I love where I live – just outside of Washington, DC. I have access to an enormous array of cultural activities, plenty of outdoor adventures, and wonderful urban life all around me. I live in a great community which is politically active and very liberal, and neighbors here look out for one another. I am fortunate enough to have a beautiful house, a great family, a loving spiritual community, a bounty of good friends and satisfying work. I feel very lucky that I have a place where I belong. This is my little niche in the world.
But I never really thought I would leave my hometown, and I still miss it. There's a part of me that feels like I am doing my children a disservice by not raising them there, and another part that can’t believe that my children's hometown is going to be different from my hometown.
My home "town" happens to be New York City. I was born in Manhattan, lived in Queens until I was seven and then moved to Brooklyn where I lived until I left for college, returning for five more years after that. So I was both a child of 1970s New York (bankrupt city and public schools, crime ridden and graffiti-strewn streets and subways, and dirty, grimy, 42nd Street as hooker heaven), as well as a young adult making my way during the early 1980s (crack galore, muggings, sky high rents with low salaries and multiple roommates, liquid dinners, rampant homelessness and no chain stores yet infiltrating downtown.)
I wear those years growing up in New York like a badge of honor. The streets of the city are part of my DNA. Whenever I am back, I feel like I've recaptured something essential to me as soon as my feet hit the pavement. My nose knows where to go, and the sights and sounds and smells are familiar. It always takes a while for me to readjust to sleepy, suburban DC when I return.

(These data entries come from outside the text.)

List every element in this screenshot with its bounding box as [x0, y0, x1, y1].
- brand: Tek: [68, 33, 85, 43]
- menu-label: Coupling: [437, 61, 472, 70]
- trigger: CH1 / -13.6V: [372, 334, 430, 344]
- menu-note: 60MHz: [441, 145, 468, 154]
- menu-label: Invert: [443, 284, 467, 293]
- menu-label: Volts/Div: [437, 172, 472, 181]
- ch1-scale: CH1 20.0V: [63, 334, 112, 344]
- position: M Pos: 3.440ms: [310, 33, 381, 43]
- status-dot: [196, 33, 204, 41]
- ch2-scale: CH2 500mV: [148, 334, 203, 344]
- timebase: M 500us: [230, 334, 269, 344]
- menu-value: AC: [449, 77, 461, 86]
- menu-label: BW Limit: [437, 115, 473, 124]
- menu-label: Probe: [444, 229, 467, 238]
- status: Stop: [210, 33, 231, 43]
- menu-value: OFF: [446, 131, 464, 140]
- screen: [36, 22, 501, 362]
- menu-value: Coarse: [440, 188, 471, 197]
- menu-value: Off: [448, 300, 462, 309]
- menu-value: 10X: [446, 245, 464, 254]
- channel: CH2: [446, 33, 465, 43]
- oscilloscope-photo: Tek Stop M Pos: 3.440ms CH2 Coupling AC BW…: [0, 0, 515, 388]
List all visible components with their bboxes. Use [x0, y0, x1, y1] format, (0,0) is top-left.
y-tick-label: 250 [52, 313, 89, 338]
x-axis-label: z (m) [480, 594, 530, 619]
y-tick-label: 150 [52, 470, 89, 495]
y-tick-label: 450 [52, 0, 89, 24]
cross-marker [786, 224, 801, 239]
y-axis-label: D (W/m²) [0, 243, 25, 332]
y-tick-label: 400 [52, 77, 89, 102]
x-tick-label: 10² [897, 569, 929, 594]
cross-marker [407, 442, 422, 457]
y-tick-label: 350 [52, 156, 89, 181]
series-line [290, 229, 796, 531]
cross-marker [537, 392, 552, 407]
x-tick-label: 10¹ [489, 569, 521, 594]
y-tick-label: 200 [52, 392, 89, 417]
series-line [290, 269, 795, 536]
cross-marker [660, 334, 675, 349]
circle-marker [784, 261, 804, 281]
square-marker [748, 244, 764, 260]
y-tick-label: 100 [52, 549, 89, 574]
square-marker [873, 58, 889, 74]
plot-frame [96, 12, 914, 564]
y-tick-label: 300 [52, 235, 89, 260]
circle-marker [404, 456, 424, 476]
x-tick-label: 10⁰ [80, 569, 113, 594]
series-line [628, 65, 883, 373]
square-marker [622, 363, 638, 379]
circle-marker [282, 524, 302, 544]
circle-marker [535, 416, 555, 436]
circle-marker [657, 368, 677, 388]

This feeling of displacement is complex, and I imagine that it's true for anyone who has ever left home and returns only occasionally. I am torn between wanting to be a part of what I deliberately left behind, especially since it's such a vibrant, exciting place -- a place where many people set their wishes down and strive to live -- and being in a place where I've established my adult life.
My husband knows that whenever I come home from even a quick trek to New York, it takes days to shake it off, to wash the scent off of my skin and to stop ruminating about what it might be like to live there again. Would I be as successful? Would I find my niche?
One of the things I love so much about DC is that I feel very present and substantial. In New York, I feel like a tiny cog on an enormous wheel of machinery. And while I have long moved past the simultaneous fear and desire that everyone is looking at me all the time, I feel that, living in DC, I'm a little more noticeable than I am on the D train in Brooklyn.
My yearning to be back home returns me to thoughts of my children. How do they feel about their hometown? Will they have the same sense of pride about where they grew up when they are adults? And does it really matter, so long as you find a place in the world where you belong?
And most importantly, will at least one of them live in New York so I can get my fix on a regular basis?
Photo by ugod via Flickr
My parents recently found an old cassette tape, made when I was seven - the same age my daughter is now - as part of an ongoing correspondence we had with closely family friends who were temporarily living in Australia. I was struck by how at seven I totally sounded like Brooklyn (or a LI version of Brooklyn) but even more struck by the fact that my daughter doesn't sound that way at all! I, too, often miss the vibrancy of New York but have come to love living with my family in our current corner of the world.